To me, Christmas has always been a bright light on a wine-dark sea, a moment of celebration, of seeing family and friends, of hearing the triumphant hymns at Midnight Mass and reaffirming how much we all really do care for each other. Christmas has its traditions, both sacred and secular: not only is Midnight Mass, now often celebrated at 21:00 or 22:00 on Christmas Eve a part of the schedule, but so too traditionally are the big family parties, unwrapping gifts on Christmas morning next to our tree, and watching any number of Christmas specials, especially Charlie Brown, and occasionally Die Hard too. The week before Christmas always includes my birthday, the 20th, which has its own traditions and things I look forward to every year.

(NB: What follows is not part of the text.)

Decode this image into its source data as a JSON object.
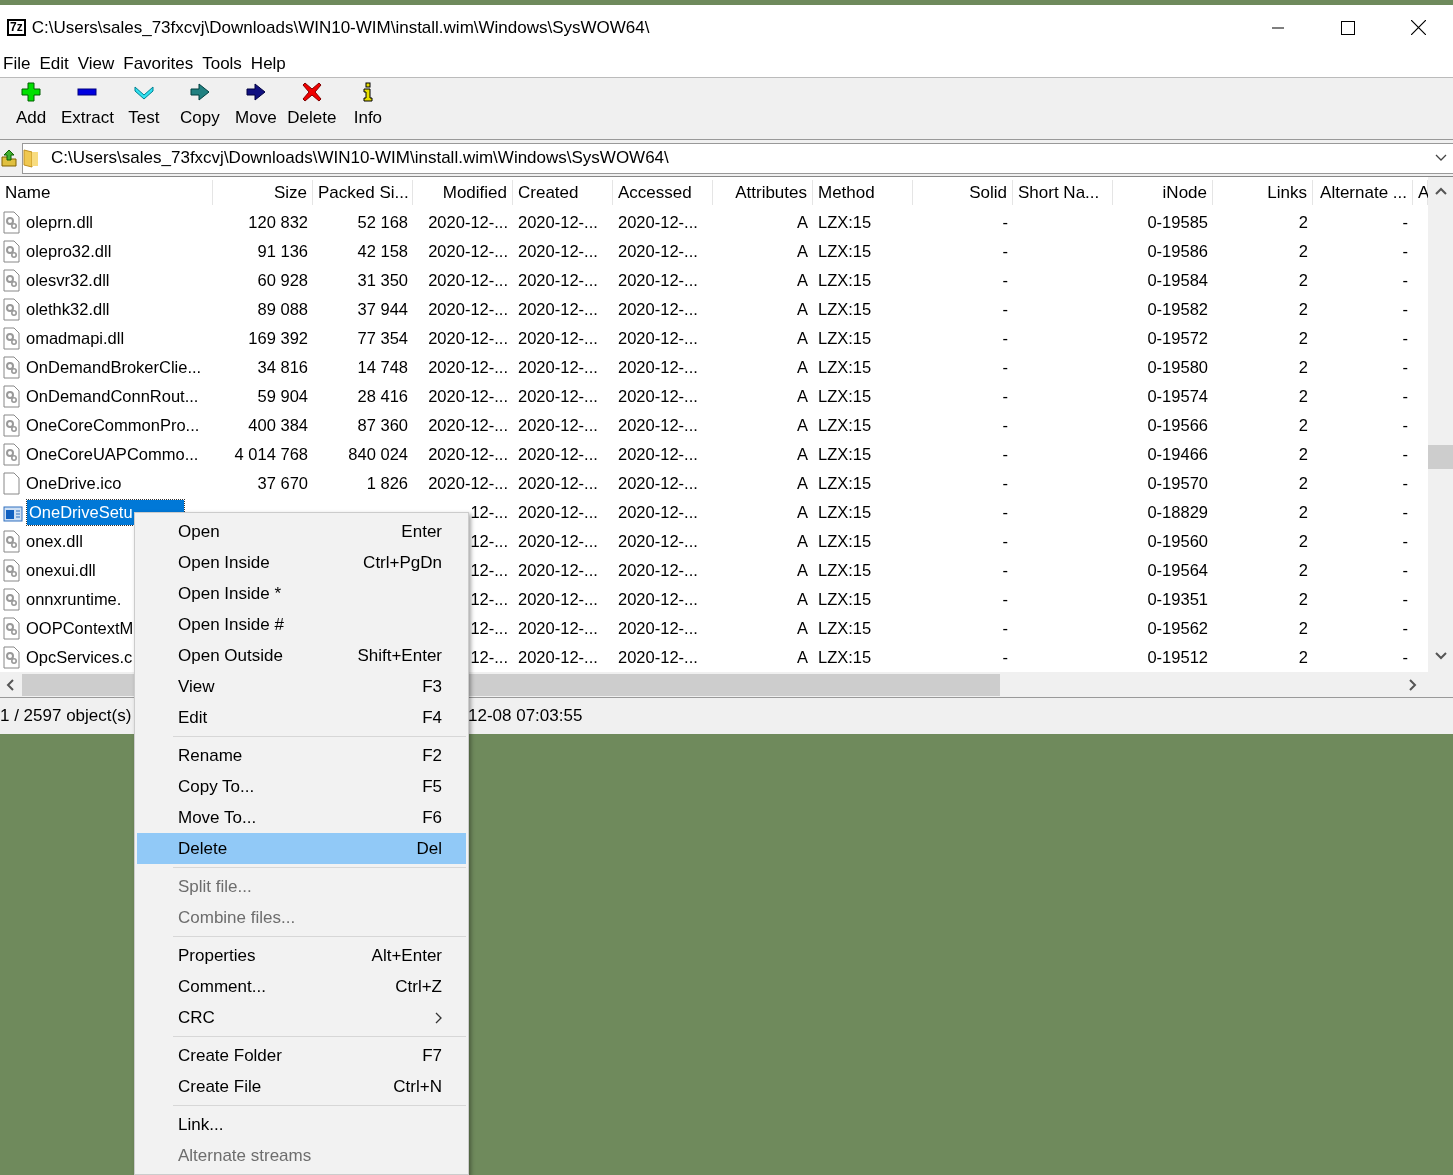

Yet as I get older, now in the last year of my twenties, I can understand what C.S. Lewis meant in The Last Battle when he said that the eldest Pevensie sibling, Susan, didn’t return to Narnia because she had grown up and didn’t believe in it anymore. I still believe in the fact that there’s something special at Christmas, even if I’m more the skeptic about any sort of “Sanity Claus”, as Chico Marx put it, but it doesn’t have the same impact on me as it did when I was a wide-eyed child. Last Christmas … (I’ll give you a minute to sing that Wham! song) … Last Christmas, our first during the COVID pandemic, my parents and I decided to take a firmly defiant stance: we were going to go all out with the decorating and try to force the point that it was Christmas as much as possible, lest we remember we wouldn’t be going to any services or hosting any big family parties. It ended up being a melancholy affair, sure there were wonderful moments, but by and large I found myself longing for Christmases of yore when we’d be so exhausted come bedtime on Christmas night that we’d drift off into wonderful dreams, perhaps “visions of sugar-plums” dancing in our heads.

This year though, now in our second year of the pandemic if anything the three of us are exhausted by it all. The constant fear of infection, the usual work-induced weariness, and life in general. 2021 has been a hard year. We’ve struggled through it, through every season as the calendar rolls along, but I think it’s fair to say 2021, like 2020, is a year we’ll be happy to leave. This Christmas feels like Christmas, just as my birthday this week felt like my birthday usually does, but with a shrug instead of a smile. Winter even seems harder to tolerate this year. 

I was in high school when I first saw a Finnish painting that to me spoke of the nature of Winter. It shows a horseman mounted, wearing a slightly medieval garb, turning around to look up into the stars that carpet the purple night sky, illuminated as much by the snow below as the lights in the heavens above. In his hand he holds a hunting horn, which he blows to announce his ride onward as his trusty hound follows behind. The image there, of the rider in the snow beneath the stars in the purplish Winter’s night sky always seemed to speak to me of Winter, meagre and cold, yet suggestive of some magic that might exist in those long dark nights. 

It was only later, when I visited Finland for the first time in May 2016 that I learned that this painting, first created in 1901, is one by Akseli Gallen-Kallela (1865-1931), called Kullervo Sets Off for War. It depicts Kullervo, a tragic character from the Kalevala, the Finnish national epic compiled by Elias Lönnrot in the 19th century. The story behind the painting, while different from how I imagined it, reminds me nevertheless of the mystery of Winter, the unknown quality that those long dark nights hold, and the stories I’ve heard and come up with myself to give character, voice, and song to what might otherwise be a quiet, dark, and lonely time for us all.

For those of you who celebrate it, I wish you a most Merry Christmas, and for all the rest of you, Happy Holidays.